One trend currently affecting emerging market funds is the "flight to safety" of investors, both institutional and retail, out of riskier equity funds to safer investments such as bond and cash funds. According to data provider EPFR Global, over the past three months, outflows from emerging markets bond and equity funds reached $29.5 billion (€ 20.9 billion), the highest level since at least 1995, and withdrawals continue to gather pace.

However, Chowdry says that this "panic" selling is leading to a great buying opportunity.

"I don't believe where we are today is any different from other crises such as the Mexican crisis, the Russian crisis or 9/11. These were all periods when markets fell in the short term, but subsequently proved to be great buying opportunities, and I believe that we're currently in one of those great buying periods now."

He cites factors such as a levelling off in inflation as being behind the next wave of growth. "As inflation peaks, we expect interest rates to come down," he says, adding that he favours the Brazilian and Indian markets.

"Brazil is one of the cheapest markets in the world, with some of the highest earnings growth."

Although India has been one of the worst-performing markets in the world so far in 2008, down by about 30 per cent in the year to date (not as bad as the Iseq, though, down almost 40 per cent), Chowdry believes it's close to bottoming out.

"India is a very big importer, so when oil prices went through the roof in the first half of the year, the market suffered as inflation rose, interest rates rose and corporate earnings suffered.

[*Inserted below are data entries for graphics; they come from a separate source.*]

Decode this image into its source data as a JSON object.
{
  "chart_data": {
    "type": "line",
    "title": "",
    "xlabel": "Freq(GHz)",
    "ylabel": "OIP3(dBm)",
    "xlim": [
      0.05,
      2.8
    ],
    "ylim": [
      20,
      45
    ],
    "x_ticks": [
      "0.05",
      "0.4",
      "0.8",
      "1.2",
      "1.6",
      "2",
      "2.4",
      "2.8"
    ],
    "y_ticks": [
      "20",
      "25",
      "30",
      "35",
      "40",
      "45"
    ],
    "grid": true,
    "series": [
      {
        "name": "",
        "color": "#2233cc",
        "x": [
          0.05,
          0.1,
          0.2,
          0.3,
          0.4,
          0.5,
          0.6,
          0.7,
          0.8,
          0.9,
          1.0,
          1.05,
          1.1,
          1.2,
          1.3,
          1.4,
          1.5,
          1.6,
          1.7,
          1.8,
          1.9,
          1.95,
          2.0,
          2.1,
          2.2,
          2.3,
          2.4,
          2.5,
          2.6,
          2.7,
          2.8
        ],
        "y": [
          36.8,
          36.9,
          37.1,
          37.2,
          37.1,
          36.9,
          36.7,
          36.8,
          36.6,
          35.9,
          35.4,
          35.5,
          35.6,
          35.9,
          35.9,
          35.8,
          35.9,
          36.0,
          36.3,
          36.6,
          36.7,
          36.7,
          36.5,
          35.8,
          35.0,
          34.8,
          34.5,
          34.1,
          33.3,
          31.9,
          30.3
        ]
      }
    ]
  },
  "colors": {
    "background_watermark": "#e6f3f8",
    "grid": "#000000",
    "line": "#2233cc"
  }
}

However, the story on India today is as oil falls it will kick in significantly in terms of corporate earnings.

"The other thing we like about India is that it is very much a domestic demand story in the sense that the growth in the economy is being led by local demand, local consumers, local industry, rather than exporting to the US or developed countries."

In fact, this domestic demand aspect is common to many of the larger emerging markets. In China, for example, just 13 per cent of its GDP is linked directly to exports, while the rest is linked to domestic demand.

Another factor which will drive growth is demographics and rising populations. India has the fastest-growing working population, while growth of working population has stalled in developed markets. Moreover, mortgage penetration in emerging markets is low, which presents scope for banks and other industries involved in the construction sector.

Moreover, the increasing level of domestic investment in emerging markets is having a stabilising effect on markets, with domestic investors less likely to pull out their money in the event of a shock.

Looking ahead, Chowdry says that emerging markets are either at the bottom, or are very close to the bottom. In particular he expects Brazil and India, which have significant domestic demand, to outperform developed markets.

"Where we're more cautious is where exports are a very big proportion of GDP - in Korea and Taiwan, for example," he says.

He is also less optimistic about the outlook for both China and Russia. "A rebound in the Chinese market is dependent on whether the Chinese authorities can engineer a soft landing for the economy. We're not certain that they'll be able to do that," he says.

In the case of Russia, Chowdry says political risk remains high and corporate governance is pretty poor, but he adds that this is offset by the fact that it is the cheapest market in the world, with very high earnings growth.

However, Tim Brown, a director with Jewson Associates, strikes a note of caution for investors looking to emerging economies and says that given the current volatility of global markets, "it's probably too soon to make any major commitment to emerging markets".

"I think it will still be a while before emerging markets start to outperform developed markets," he says, adding that the current turmoil is causing investors to be increasingly risk averse.

In addition, Brown says that the credit crunch has actually increased the correlation between developed and emerging markets.

"While at one stage the markets behaved differently, the latest turmoil has created price falls across the board and, in some cases, the price falls have been deeper in emerging markets, even though you would have expected them to be less exposed."